The Stacks project

integral $=$ affine $+$ universally closed

Lemma 29.44.7. Let $f : X \to S$ be a morphism of schemes. The following are equivalent

  1. $f$ is integral, and

  2. $f$ is affine and universally closed.

Proof. Assume (1). An integral morphism is affine by definition. A base change of an integral morphism is integral so in order to prove (2) it suffices to show that an integral morphism is closed. This follows from Algebra, Lemmas 10.36.22 and 10.41.6.

Assume (2). We may assume $f$ is the morphism $f : \mathop{\mathrm{Spec}}(A) \to \mathop{\mathrm{Spec}}(R)$ coming from a ring map $R \to A$. Let $a$ be an element of $A$. We have to show that $a$ is integral over $R$, i.e. that in the kernel $I$ of the map $R[x] \to A$ sending $x$ to $a$ there is a monic polynomial. Consider the ring $B = A[x]/(ax -1)$ and let $J$ be the kernel of the composition $R[x]\to A[x] \to B$. If $f\in J$ there exists $q\in A[x]$ such that $f = (ax-1)q$ in $A[x]$ so if $f = \sum _ i f_ ix^ i$ and $q = \sum _ iq_ ix^ i$, for all $i \geq 0$ we have $f_ i = aq_{i-1} - q_ i$. For $n \geq \deg q + 1$ the polynomial

\[ \sum \nolimits _{i \geq 0} f_ i x^{n - i} = \sum \nolimits _{i \geq 0} (a q_{i - 1} - q_ i) x^{n - i} = (a - x) \sum \nolimits _{i \geq 0} q_ i x^{n - i - 1} \]

is clearly in $I$; if $f_0 = 1$ this polynomial is also monic, so we are reduced to prove that $J$ contains a polynomial with constant term $1$. We do it by proving $\mathop{\mathrm{Spec}}(R[x]/(J + (x))$ is empty.
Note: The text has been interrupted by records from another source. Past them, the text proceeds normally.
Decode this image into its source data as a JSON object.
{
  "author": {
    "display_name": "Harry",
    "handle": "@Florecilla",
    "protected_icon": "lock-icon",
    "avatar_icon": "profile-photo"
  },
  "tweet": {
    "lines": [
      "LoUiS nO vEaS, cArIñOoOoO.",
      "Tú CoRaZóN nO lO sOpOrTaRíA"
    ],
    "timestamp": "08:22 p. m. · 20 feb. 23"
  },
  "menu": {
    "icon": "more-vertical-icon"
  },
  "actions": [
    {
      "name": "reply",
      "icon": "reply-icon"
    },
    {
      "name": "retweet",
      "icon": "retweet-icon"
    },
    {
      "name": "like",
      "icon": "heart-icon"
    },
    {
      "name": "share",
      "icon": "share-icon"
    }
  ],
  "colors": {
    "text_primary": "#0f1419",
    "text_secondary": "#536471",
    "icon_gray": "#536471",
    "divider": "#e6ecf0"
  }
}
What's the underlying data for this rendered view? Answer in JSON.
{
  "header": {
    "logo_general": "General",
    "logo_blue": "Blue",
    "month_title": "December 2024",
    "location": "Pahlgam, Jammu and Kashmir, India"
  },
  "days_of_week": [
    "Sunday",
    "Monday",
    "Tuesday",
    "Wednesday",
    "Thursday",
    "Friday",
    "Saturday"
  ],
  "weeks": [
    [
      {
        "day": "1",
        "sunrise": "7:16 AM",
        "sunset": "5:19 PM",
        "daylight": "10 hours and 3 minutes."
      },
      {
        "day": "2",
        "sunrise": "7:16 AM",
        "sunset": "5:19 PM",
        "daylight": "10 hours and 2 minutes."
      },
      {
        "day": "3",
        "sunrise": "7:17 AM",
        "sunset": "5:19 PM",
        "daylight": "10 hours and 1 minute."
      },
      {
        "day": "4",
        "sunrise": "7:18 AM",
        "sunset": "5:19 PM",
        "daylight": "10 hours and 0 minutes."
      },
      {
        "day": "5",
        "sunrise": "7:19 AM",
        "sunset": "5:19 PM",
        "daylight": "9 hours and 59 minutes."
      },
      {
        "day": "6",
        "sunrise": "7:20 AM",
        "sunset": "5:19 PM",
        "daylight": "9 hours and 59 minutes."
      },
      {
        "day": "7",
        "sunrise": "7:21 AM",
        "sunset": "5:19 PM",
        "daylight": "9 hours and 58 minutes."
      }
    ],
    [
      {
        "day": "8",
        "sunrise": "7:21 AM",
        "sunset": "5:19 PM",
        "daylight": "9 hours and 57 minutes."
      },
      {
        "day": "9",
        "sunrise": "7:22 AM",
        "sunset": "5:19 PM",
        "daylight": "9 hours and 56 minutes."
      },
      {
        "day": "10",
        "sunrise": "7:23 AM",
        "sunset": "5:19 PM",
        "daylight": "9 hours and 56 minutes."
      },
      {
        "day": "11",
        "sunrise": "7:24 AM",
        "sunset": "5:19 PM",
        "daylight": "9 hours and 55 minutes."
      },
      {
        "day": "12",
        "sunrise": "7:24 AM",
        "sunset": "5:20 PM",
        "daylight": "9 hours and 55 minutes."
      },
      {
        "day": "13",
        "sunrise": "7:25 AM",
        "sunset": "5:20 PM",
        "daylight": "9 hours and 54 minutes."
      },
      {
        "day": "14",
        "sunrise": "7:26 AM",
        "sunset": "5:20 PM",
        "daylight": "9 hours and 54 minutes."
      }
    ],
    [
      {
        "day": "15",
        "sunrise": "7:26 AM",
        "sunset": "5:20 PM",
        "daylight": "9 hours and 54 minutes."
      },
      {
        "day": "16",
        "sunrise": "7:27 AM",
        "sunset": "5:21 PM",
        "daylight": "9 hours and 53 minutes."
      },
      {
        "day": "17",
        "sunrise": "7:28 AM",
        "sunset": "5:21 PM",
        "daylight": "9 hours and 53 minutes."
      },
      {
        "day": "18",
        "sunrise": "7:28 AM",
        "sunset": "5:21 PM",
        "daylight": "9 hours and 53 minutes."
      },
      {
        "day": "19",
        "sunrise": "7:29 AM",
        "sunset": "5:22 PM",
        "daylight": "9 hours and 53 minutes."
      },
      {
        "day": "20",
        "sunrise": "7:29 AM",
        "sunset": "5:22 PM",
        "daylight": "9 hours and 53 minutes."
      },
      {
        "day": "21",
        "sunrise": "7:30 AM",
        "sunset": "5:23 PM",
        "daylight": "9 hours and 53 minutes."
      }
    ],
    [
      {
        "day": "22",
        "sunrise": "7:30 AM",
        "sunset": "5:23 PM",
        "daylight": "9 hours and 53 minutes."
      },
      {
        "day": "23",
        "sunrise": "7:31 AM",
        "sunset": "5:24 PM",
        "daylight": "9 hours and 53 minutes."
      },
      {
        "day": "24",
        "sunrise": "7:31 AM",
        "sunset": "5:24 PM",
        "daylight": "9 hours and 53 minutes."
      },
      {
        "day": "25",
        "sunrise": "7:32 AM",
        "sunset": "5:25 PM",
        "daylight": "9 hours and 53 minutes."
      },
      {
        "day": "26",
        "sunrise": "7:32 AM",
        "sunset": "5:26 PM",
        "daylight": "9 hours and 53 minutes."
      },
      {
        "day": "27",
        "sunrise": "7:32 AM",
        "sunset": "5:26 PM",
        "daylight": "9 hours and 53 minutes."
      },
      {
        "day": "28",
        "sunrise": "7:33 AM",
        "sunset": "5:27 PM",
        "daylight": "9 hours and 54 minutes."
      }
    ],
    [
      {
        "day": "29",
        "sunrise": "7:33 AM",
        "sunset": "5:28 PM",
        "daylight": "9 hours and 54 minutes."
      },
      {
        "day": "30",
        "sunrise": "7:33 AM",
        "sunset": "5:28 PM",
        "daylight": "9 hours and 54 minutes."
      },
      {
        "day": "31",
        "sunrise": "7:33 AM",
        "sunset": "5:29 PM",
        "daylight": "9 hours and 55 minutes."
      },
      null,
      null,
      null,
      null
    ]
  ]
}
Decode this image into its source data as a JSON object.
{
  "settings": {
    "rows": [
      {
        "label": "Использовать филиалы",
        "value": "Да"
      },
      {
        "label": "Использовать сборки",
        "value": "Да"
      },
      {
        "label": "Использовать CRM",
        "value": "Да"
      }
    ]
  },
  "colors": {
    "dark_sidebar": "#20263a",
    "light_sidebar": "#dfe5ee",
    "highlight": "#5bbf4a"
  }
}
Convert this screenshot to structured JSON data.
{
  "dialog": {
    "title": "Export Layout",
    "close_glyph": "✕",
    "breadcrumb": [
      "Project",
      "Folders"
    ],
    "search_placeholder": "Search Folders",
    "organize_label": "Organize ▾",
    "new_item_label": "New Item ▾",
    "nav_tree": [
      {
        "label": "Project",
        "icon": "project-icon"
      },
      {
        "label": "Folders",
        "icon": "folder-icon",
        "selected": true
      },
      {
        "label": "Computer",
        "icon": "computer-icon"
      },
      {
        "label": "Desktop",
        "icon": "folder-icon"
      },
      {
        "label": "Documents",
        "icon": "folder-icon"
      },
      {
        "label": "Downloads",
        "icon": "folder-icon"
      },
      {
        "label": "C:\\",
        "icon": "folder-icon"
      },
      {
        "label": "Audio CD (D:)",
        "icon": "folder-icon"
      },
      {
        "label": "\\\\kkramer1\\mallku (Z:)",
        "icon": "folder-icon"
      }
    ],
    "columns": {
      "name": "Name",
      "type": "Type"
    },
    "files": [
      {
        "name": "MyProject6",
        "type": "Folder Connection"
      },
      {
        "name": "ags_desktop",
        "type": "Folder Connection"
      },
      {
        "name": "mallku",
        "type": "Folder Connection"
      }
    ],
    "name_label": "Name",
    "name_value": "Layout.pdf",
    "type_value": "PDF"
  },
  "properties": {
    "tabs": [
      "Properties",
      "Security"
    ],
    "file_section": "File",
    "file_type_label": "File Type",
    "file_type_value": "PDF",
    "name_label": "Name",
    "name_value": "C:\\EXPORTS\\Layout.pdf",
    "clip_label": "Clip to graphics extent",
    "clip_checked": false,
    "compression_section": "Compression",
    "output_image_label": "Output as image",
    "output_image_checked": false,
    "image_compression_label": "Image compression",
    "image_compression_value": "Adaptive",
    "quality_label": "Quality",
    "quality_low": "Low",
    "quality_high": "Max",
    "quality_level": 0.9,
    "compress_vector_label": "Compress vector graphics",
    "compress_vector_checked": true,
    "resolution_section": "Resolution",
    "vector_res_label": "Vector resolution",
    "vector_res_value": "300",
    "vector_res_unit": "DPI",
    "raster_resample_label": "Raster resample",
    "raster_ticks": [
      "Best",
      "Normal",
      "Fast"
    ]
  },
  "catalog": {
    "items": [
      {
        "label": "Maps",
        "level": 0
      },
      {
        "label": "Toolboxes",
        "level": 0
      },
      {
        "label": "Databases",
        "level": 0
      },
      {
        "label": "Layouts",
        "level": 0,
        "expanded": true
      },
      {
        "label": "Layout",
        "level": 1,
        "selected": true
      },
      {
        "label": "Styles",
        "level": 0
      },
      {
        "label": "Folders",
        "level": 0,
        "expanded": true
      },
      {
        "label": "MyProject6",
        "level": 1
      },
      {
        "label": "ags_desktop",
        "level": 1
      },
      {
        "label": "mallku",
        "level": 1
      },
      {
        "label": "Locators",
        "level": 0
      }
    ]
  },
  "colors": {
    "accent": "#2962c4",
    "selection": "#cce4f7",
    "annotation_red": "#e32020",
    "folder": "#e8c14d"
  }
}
Since $f$ is universally closed the base change $\mathop{\mathrm{Spec}}(A[x]) \to \mathop{\mathrm{Spec}}(R[x])$ is closed. Hence the image of the closed subset $\mathop{\mathrm{Spec}}(B) \subset \mathop{\mathrm{Spec}}(A[x])$ is the closed subset $\mathop{\mathrm{Spec}}(R[x]/J) \subset \mathop{\mathrm{Spec}}(R[x])$, see Example 29.6.4 and Lemma 29.6.3. In particular $\mathop{\mathrm{Spec}}(B) \to \mathop{\mathrm{Spec}}(R[x]/J)$ is surjective. Consider the following diagram where every square is a pullback:

\[ \xymatrix{ \mathop{\mathrm{Spec}}(B) \ar@{->>}[r]^ g & \mathop{\mathrm{Spec}}(R[x]/J) \ar[r] & \mathop{\mathrm{Spec}}(R[x])\\ \emptyset \ar[u] \ar[r] & \mathop{\mathrm{Spec}}(R[x]/(J + (x)))\ar[u] \ar[r] & \mathop{\mathrm{Spec}}(R) \ar[u]^0 } \]

The bottom left corner is empty because it is the spectrum of $R\otimes _{R[x]} B$ where the map $R[x]\to B$ sends $x$ to an invertible element and $R[x]\to R$ sends $x$ to $0$. Since $g$ is surjective this implies $\mathop{\mathrm{Spec}}(R[x]/(J + (x)))$ is empty, as we wanted to show. $\square$


Comments (1)

Comment #3783 by slogan_bot on

Suggested slogan: For maps of schemes, integral = affine + universally closed.